Family organizations remain the primary support structure for care in Latin America, following a pattern of feminization that naturalizes women’s responsibility and displaces social co-responsibility [40,41,42]. Several authors have problematized the moral and political burden this entails [43], and have highlighted the temporal and material precarization processes faced by caregivers [44,45]. Strengthening a culture of co-responsibility requires acknowledging the plurality of family organizations and avoiding policies that reinforce the privatization of care within households.
Neighborhood and community networks emerge in the literature as spaces capable of sustaining collective forms of care amid successive neoliberal reforms, even in contexts of poverty [46]. Territorial devices—such as neighborhood workers and local organizational experiences—have been analyzed as de facto care policies that challenge dominant meanings and expand everyday citizenship [7,15,47]. However, their sustainability depends on conditions of safety, social infrastructure, and institutional recognition.

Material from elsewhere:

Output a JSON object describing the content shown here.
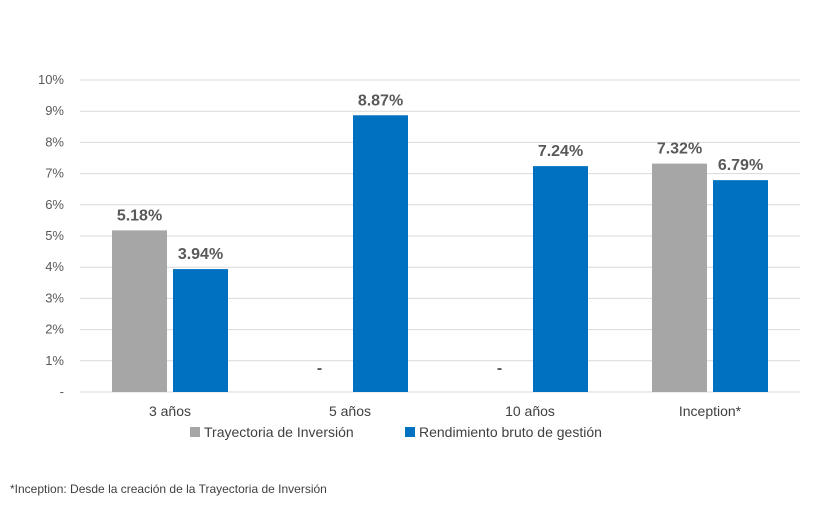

Civil society organizations play a bridging role between communities and institutions by translating needs, mobilizing resources, and politically representing groups in situations of vulnerability [48]. The literature on community-based approaches and on the regional development of support and care systems converges in emphasizing that their participation is essential to move from fragmented programmatic logics toward comprehensive care architectures [3,14].
From a conceptual standpoint, debates on autonomy and dependency invite an understanding of autonomy as a relational capacity to build and govern supports, rather than as their absence [49–51]. This perspective reconnects discussions on disability, gender, and care citizenship with approaches that conceive care as a public practice rather than merely a private household duty [7].
From this body of evidence, coherent policy implications can be derived: a) Aligning eligibility criteria and benefits with functional gains and independent living; b) Financing stable community-based supports in health and education; c) Recognizing and remunerating care work and the territorial micro-economies that sustain it; and d) Consolidating intersectoral coordination mechanisms with local governance.
These orientations converge with international frameworks on investment in care and decent work [8], and with regional proposals for building support and care systems oriented toward community living [3,14,34].
Conclusions
Sociocommunitarian care is built with great effort by the families of individuals with disabilities, particularly by women, which makes the development of integrated care systems even more urgent to extend responsibility to communities and the state. One proposal is to advance in coordinating existing networks in the “World of the system” with networks in the “World of life.” This is particularly relevant to prevent the institutionalization of individuals with disabilities and close the gender-based institutionalization gaps in caregiving, as both situations affect the community life of both caregivers and individuals with disabilities. Therefore, it is essential to understand caregiving systems beyond the domestic and private sphere of the family, in order to extend shared responsibility and recognition to neighborhoods and community organizations for individuals with disabilities and caregivers, as seen in this study. These factors affect the quality of life not only of the caregiver-disabled person dyad but also of the communities in general.